Muftic pensa che l’Europa non potrà tollerare culturalmente ciò che è avvenuto a Sarajevo, ma la scelta di non intervento è ai suoi occhi cinicamente lineare. «La gente qui non ha fiducia, né si sente protetta dall’Unprofor. Noi stessi non ci sentiamo sicuri nell’affidare una delegazione straniera alle forze dell’Onu. Un anno fa è stato ucciso il vicepresidente del nostro governo su un mezzo blindato dell’Onu. Se altri non vogliono farlo, chiediamo ancora una volta di poterci difendere da soli. L’Onu deve togliere l’embargo. Dobbiamo difendere molti civili in questa città che ha deciso di non arrendersi, a Mostar e nelle altre città bosniache assediate. La nostra capacità di resistenza aumenta ogni giorno, nonostante lo stillicidio dei massacri quotidiani. Ma ad ogni nostra avanzata sulle colline di Sarajevo consegue una rappresaglia sui civili in altre zone, magari non di guerra, come Banja Luka. Lì i serbi hanno distrutto 1.200 moschee, cimiteri, luoghi di culto, tutte le tracce di una cultura che vogliono estirpare».

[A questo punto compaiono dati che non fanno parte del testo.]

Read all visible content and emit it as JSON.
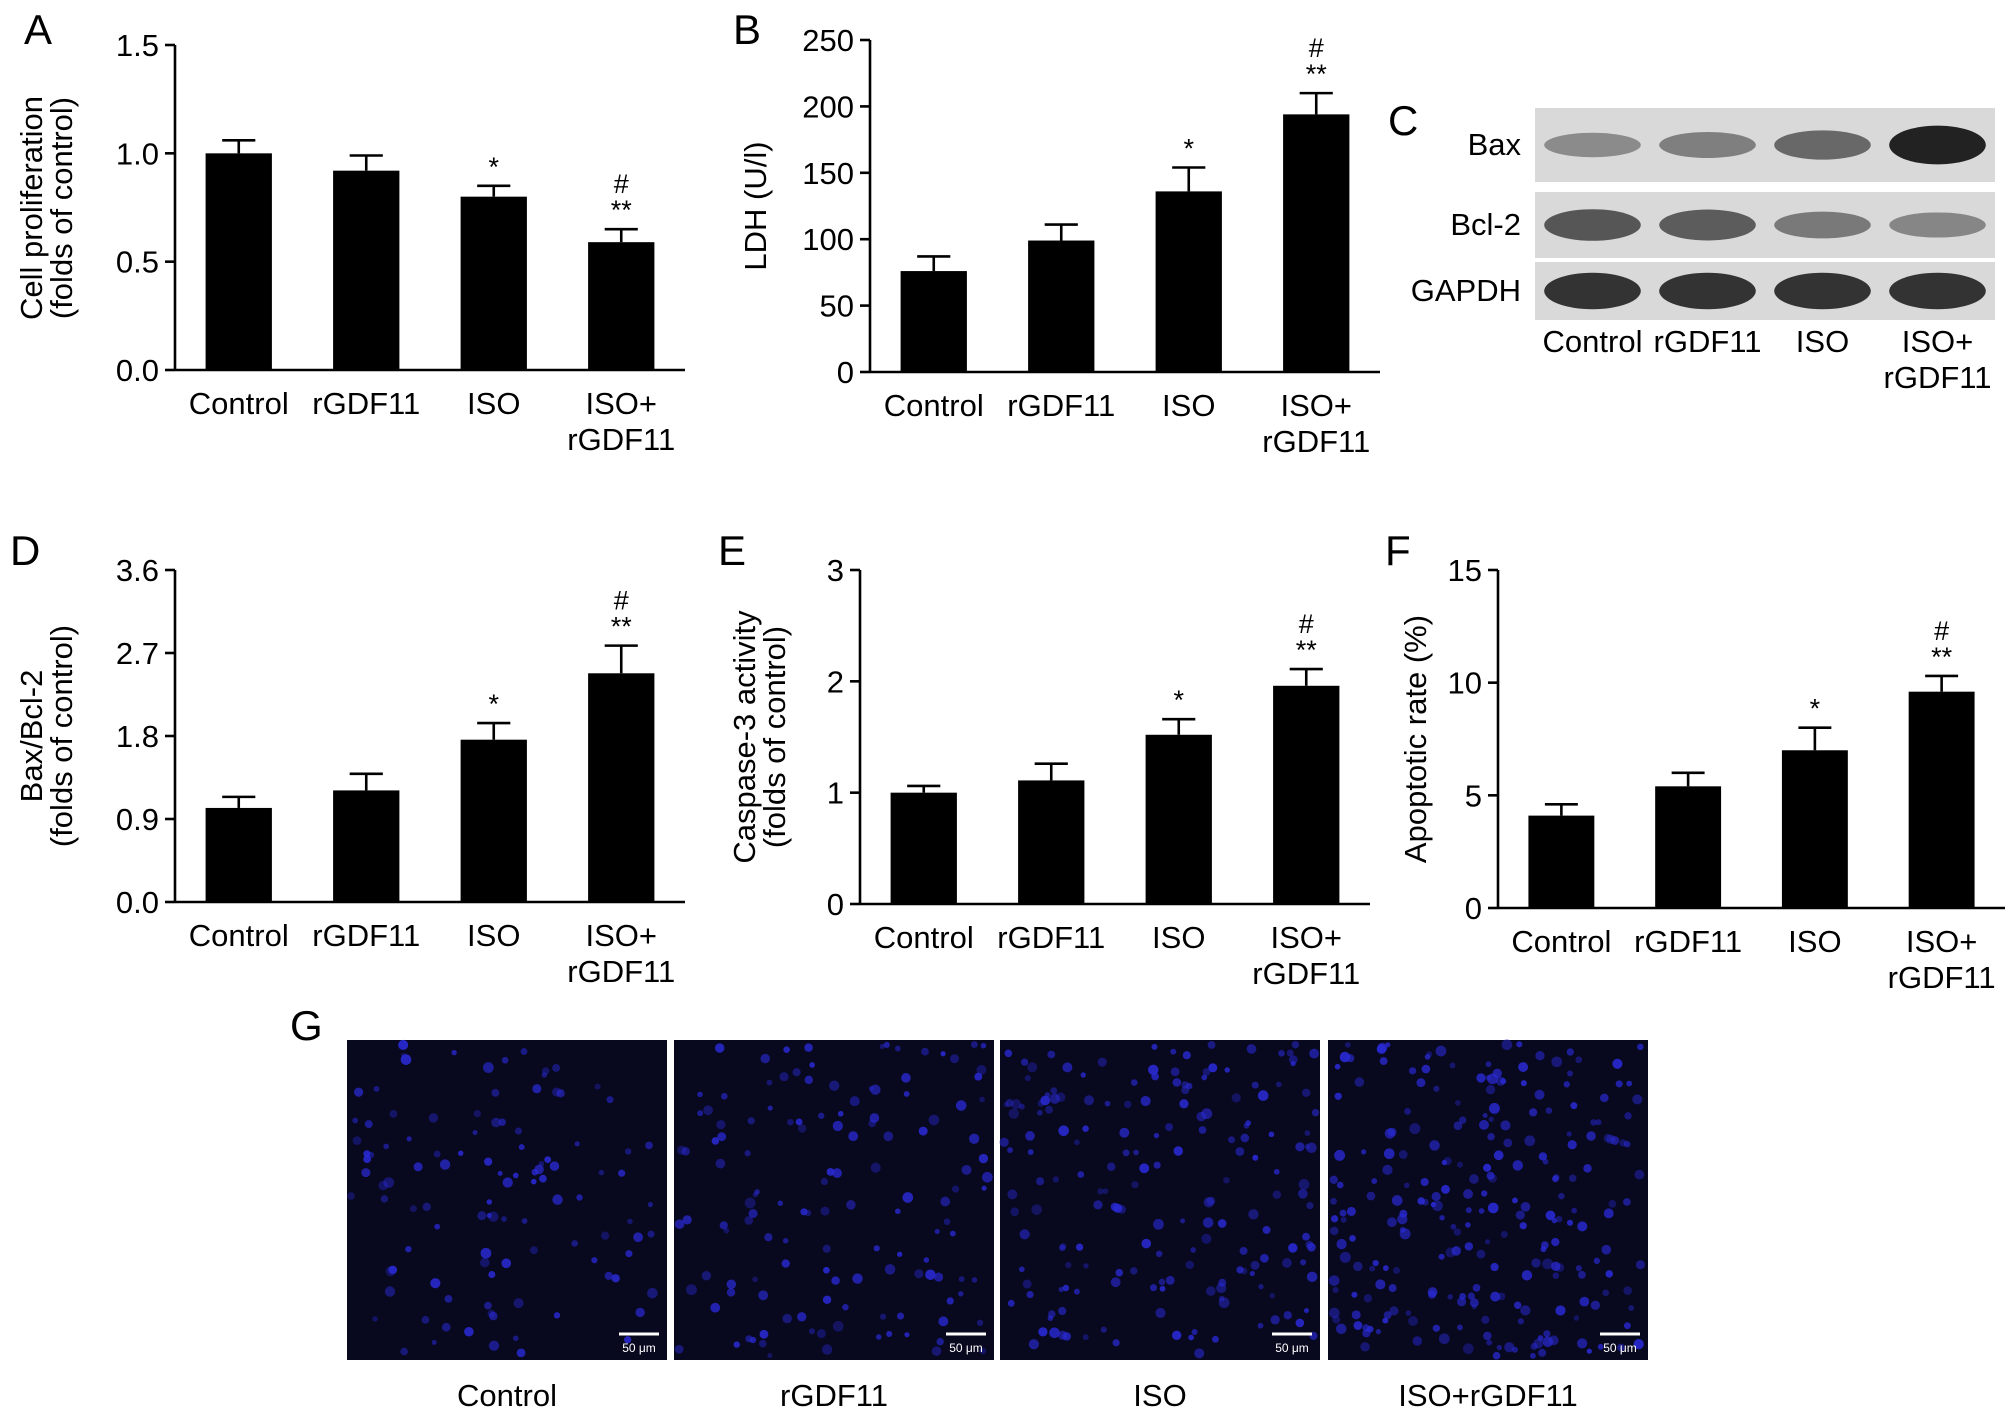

La situazione è del tutto chiara per Il consigliere di Izetbegovic, l’idea della Grande Serbia nata nel XIX secolo, è stata rinnovata con l’ascesa al potere di Milosevic. «Qui a Sarajevo non hanno optato per un golpe – prosegue Muftic – che non sarebbe stato troppo difficile da organizzare con una repentina decapitazione del governo bosniaco. Hanno scelto di fare come gli europei con le popolazioni indigene in America: cancellazione sistematica delle persone fisiche, della cultura, dei monumenti e della storia. L’Europa invita alla pace e alla vita in comune. In Bosnia questo esiste da otto secoli. Sarajevo è questo, ma la Jugoslavia è stata distrutta e adesso vogliono distruggere la Bosnia per fare una grande Serbia e una grande Croazia. Ma non si può fermare il fascismo solo con le parole. Dovreste saperlo, ci vuole la Resistenza», conclude in italiano Muftic.

Questo articolo, pubblicato originariamente su il quotidiano il manifesto del 7 gennaio 1994, fa parte oggi del libro Gridare, fare, pensare mondi nuovi (Eleuthera).